However when thinking about silicon and our plants we need to think about the way in which plants would be able to absorb this element. The minerals in which silicon is found are quite insoluble at room temperature and for this reason they cannot be absorbed efficiently by plants. If we want our plants to get some silicon we need to provide it in a form which is soluble and readily available for absorption. Such a form is sodium silicate (Na2SiO3) usually available as a pure solid or a solution in water called “liquid glass”.
Studies in the field of hydroponics have shown that different types of cultivars such as wheat, tomatoes and cucumbers react positively to a moderate addition of silicate ions. When water glass is applied at a concentration of around 100pm (measured as SiO2), positive effects are found including increased weights of fruits, increased nutritional composition and – most importantly – a very important increase in the resistance to bacterial and fungal diseases. It seems to be that plants use the silicate ions to “line-up” their cell-walls offering a strong additional mineral resistance to any incoming pathogens that would want to get into their cells. Since plants lack and active immunological system, passive measurements like this which increase cell-wall strength are likely to be key to increase disease resistance for many crops.
However most people are quite careless about the way in which they apply this “liquid glass” since they are mostly unaware of the very sensitive equilibrium that takes place to maintain silicate ions in solution. Silicates are by definition very insoluble and the acidic pH in hydroponics is bound to cause some precipitation of different reaction products of this ion with other ionic species present within the hydroponics solution. The silicate ions can also form silicic acid and start to polymerize into complex macromolecular constructs. As a matter of fact, several studies do include information about the problems with drip systems, sprinklers, nozzles, etc, when using silicate ions since they tend to precipitate easily outside the hydroponic solution.

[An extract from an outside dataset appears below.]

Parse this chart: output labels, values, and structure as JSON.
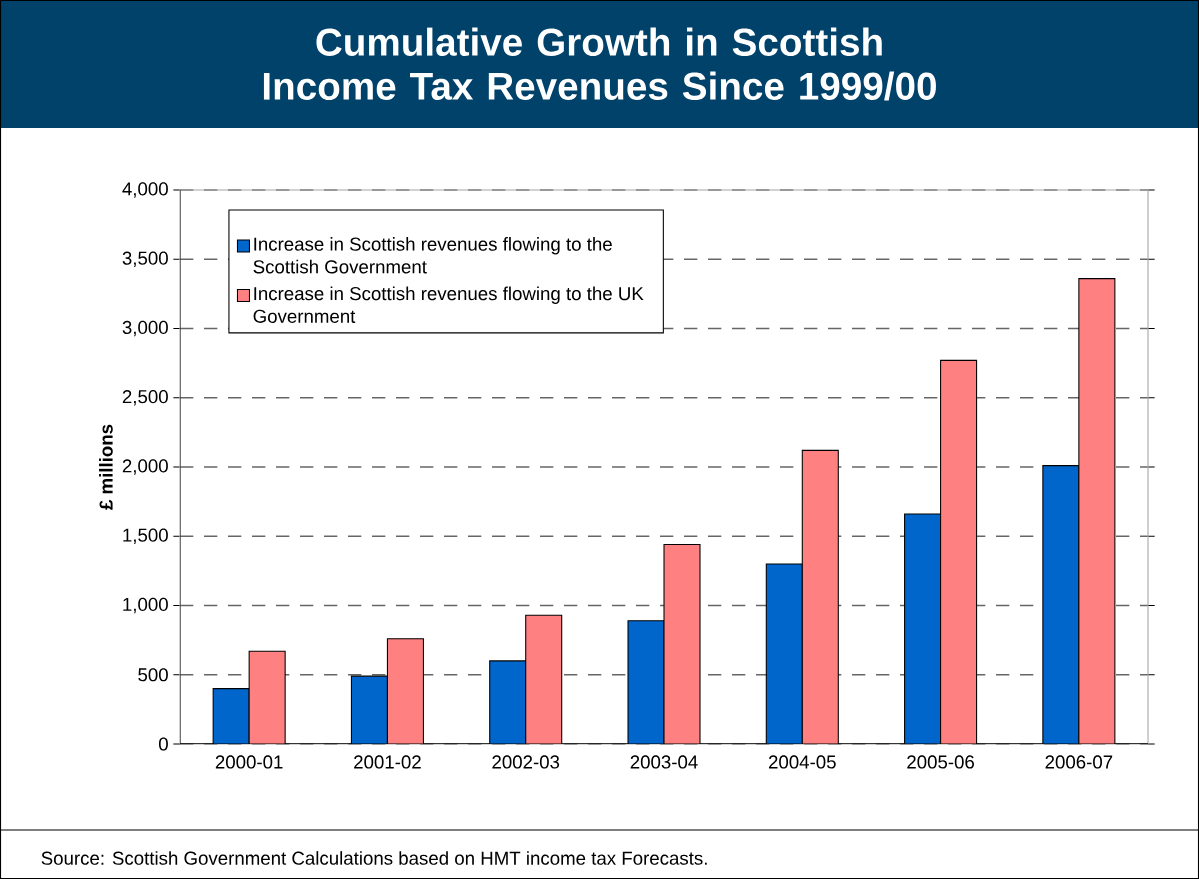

I would suggest – and so I have done with my own systems – that it is better to apply small quantities of silicate ions every 2-3 days, instead of applying a large amount during the beginning process. Applying a large amount of “liquid glass” (the 100ppm for example) would most likely end in most silicate falling out of solution and only a small part becoming available for plant absorption. I believe that the best thing to do is apply about 5ppm (measured as SiO2) every 2-3 days until the solution needs to be changed. This provides both higher stability and a better control over the solubility of this tricky ion within the hydroponic solution. Of course this is purely anecdotal evidence and no controlled study has yet shown this to be better. If you want to obtain results as those of the scientific literature available then applying the 100ppm on every reservoir change might be the wisest thing to do.